John W. McDonald, Chairman of the Millennium Project’s Board of Directors

Jay OwenTrendspotting

We join with other  members of  the Millennium Project’s Planning Committee in honoring  John McDonald , his wisdom and the huge contribution he made to  the success of The State of the Future  reports.  He will be sorely missed .                


Hazel Henderson

Ambassador John McDonald, founding Chairman of the Millennium Project’s Board of Directors died Friday, May 18, 2019 “peacefully, surrounded by his family, beautiful singing of hymns and other music he cherished,” writes John’s wife Christel McDonald [email protected]

John was a good friend and ally for 31 years beginning with the American Council for the United Nations University. He was a great force for good; what a marvelous life he created. Dedicated to bringing forward the good in all those with whom he came in contact, and what a great diversity of humanity he encountered.

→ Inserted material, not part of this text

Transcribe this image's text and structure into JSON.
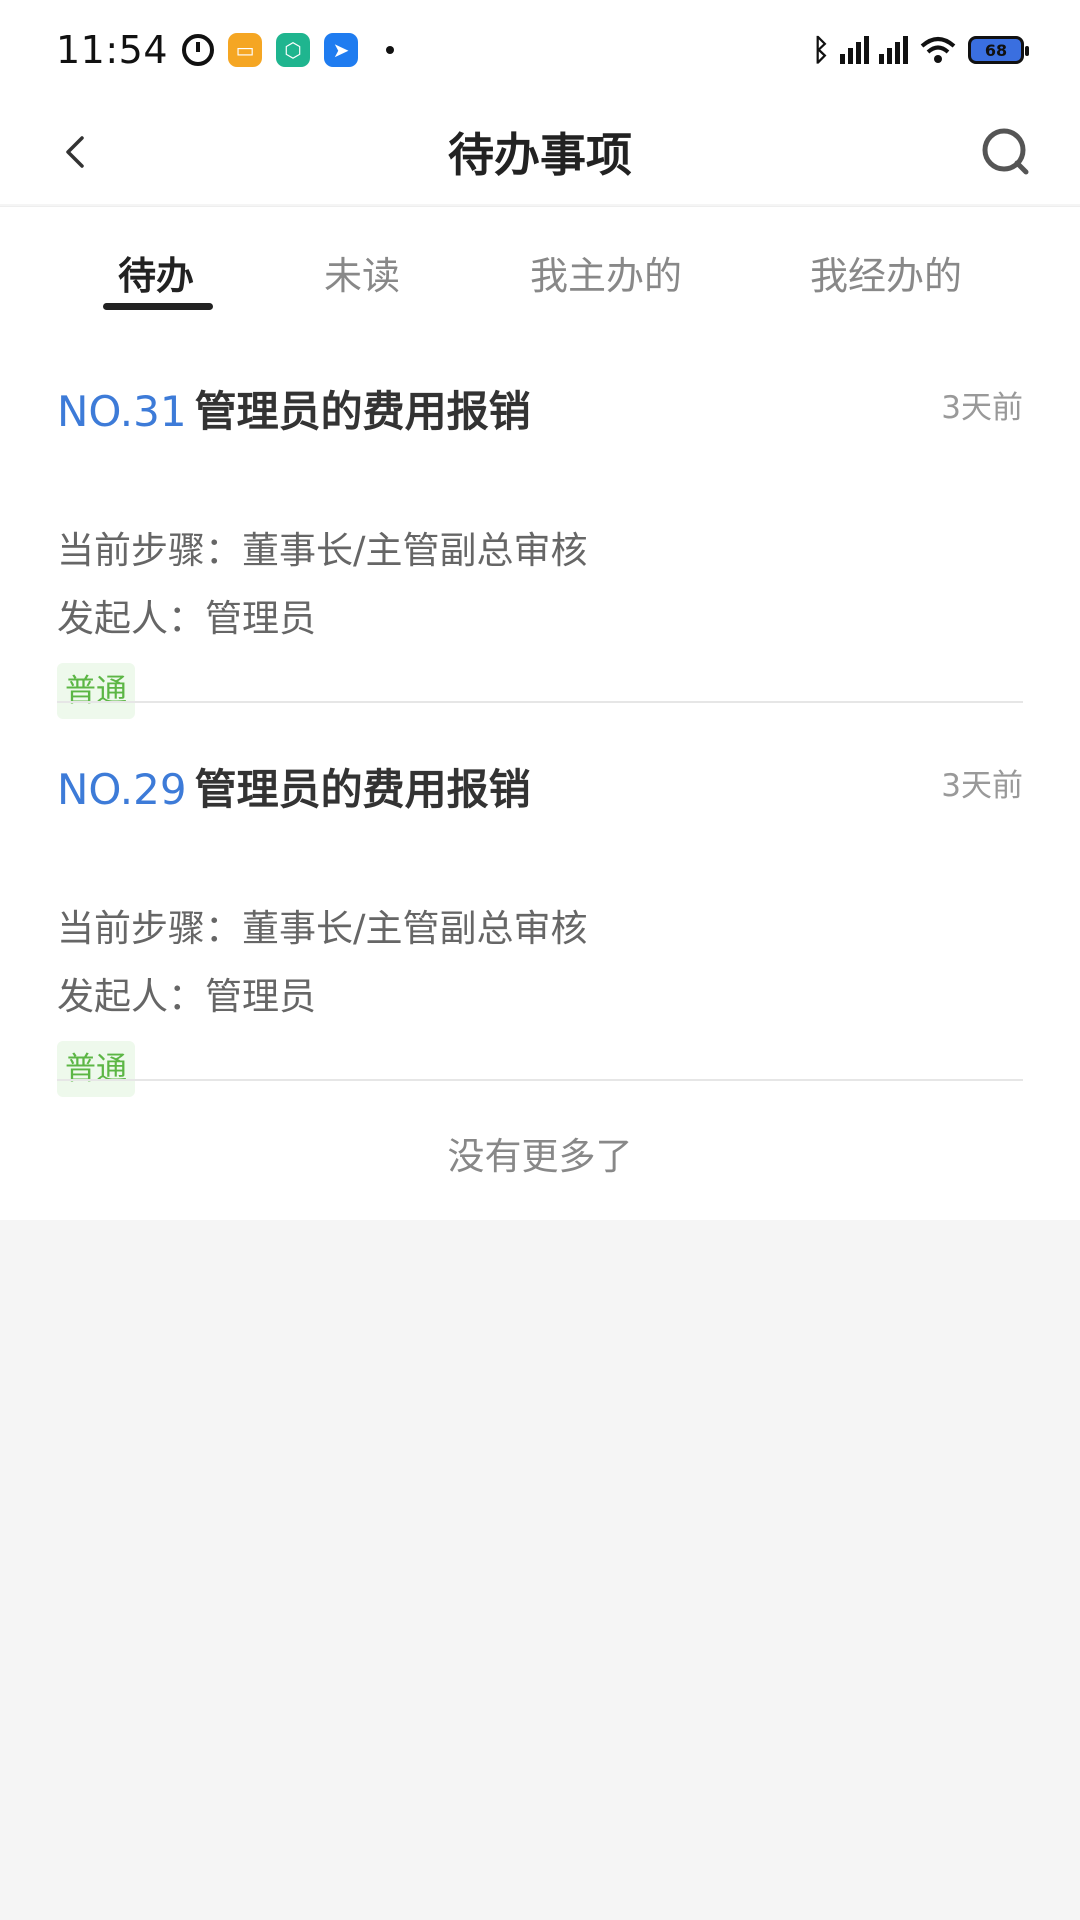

Here’s a little background on John:

U.S. Ambassador (ret.) John W. McDonald was a lawyer, diplomat, former international civil servant, development expert and peacebuilder, concerned about world social, economic and ethnic problems. He spent twenty years of his diplomatic career in Western Europe and the Middle East and worked for sixteen years on United Nations economic and social affairs. In addition to chairing The Millennium Project, John was also the  Chairman and co-founder (1992) of the Institute for Multi-Track Diplomacy, and retired from the U.S. Foreign Service in 1987, after a 40 year diplomatic career.

In 1987-88, he became a Professor of Law at The George Washington University Law School in Washington, D.C. He was Senior Advisor to George Mason University’s Center for Conflict Analysis and Resolution and taught and lectured at the Foreign Service Institute and the Center for the Study of Foreign Affairs. From December, 1988, to January, 1992, McDonald was President of the Iowa Peace Institute in Grinnell, Iowa and was a Professor of Political Science at Grinnell College. In February, 1992, he was named Distinguished Visiting Professor at George Mason University’s Institute for Conflict Analysis and Resolution, in Fairfax, Virginia.

Before his retirement from the State Department in 1987, McDonald joined in 1983 the State Department’s newly formed Center for the Study of Foreign Affairs as its Coordinator for Multilateral Affairs, and lectured and organized symposia on the art of negotiation, multilateral diplomacy and international organizations.

From 1978-83, he carried out a wide variety of assignments for the State Department in the area of multilateral diplomacy. He was President of the INTELSAT World Conference called to draft a treaty on privileges and immunities; leader of the U.S. Delegation to the UN World Conference on Technical Cooperation Among Developing Countries, in Buenos Aires in 1978; Secretary General of the 27th Colombo Plan Ministerial Meeting; head of the U.S. Delegation which negotiated a UN Treaty Against the Taking of Hostages; U.S. Coordinator for the UN Decade on Drinking Water and Sanitation; head of the U.S. Delegation to UNIDO III in New Delhi in 1980; Chairman of the Federal Inter-Agency Committee for the UN’s International Year of Disabled Persons, 1981; U.S. Coordinator and head of the U.S. Delegation for the UN’s World Assembly on Aging, in Vienna, in 1982.

From 1974-78, he was Deputy Director General of the International Labor Organization (ILO) in Geneva, Switzerland with responsibility for managing that agency’s 3,200 person Secretariat, coming from 102 countries, with programs in 120 member nations, and an annual budget of $135 million. From 1947-1974, Ambassador McDonald held various State Department assignments in Berlin, Frankfurt, Bonn, Paris, Washington D.C., Ankara, Tehran, Karachi, and Cairo.

He has written and co-edited ten books and numerous articles on negotiation and conflict resolution, and makes more than 100 speeches a year. He was appointed Ambassador twice by President Carter and twice by President Reagan to represent the United States at various UN World Conferences.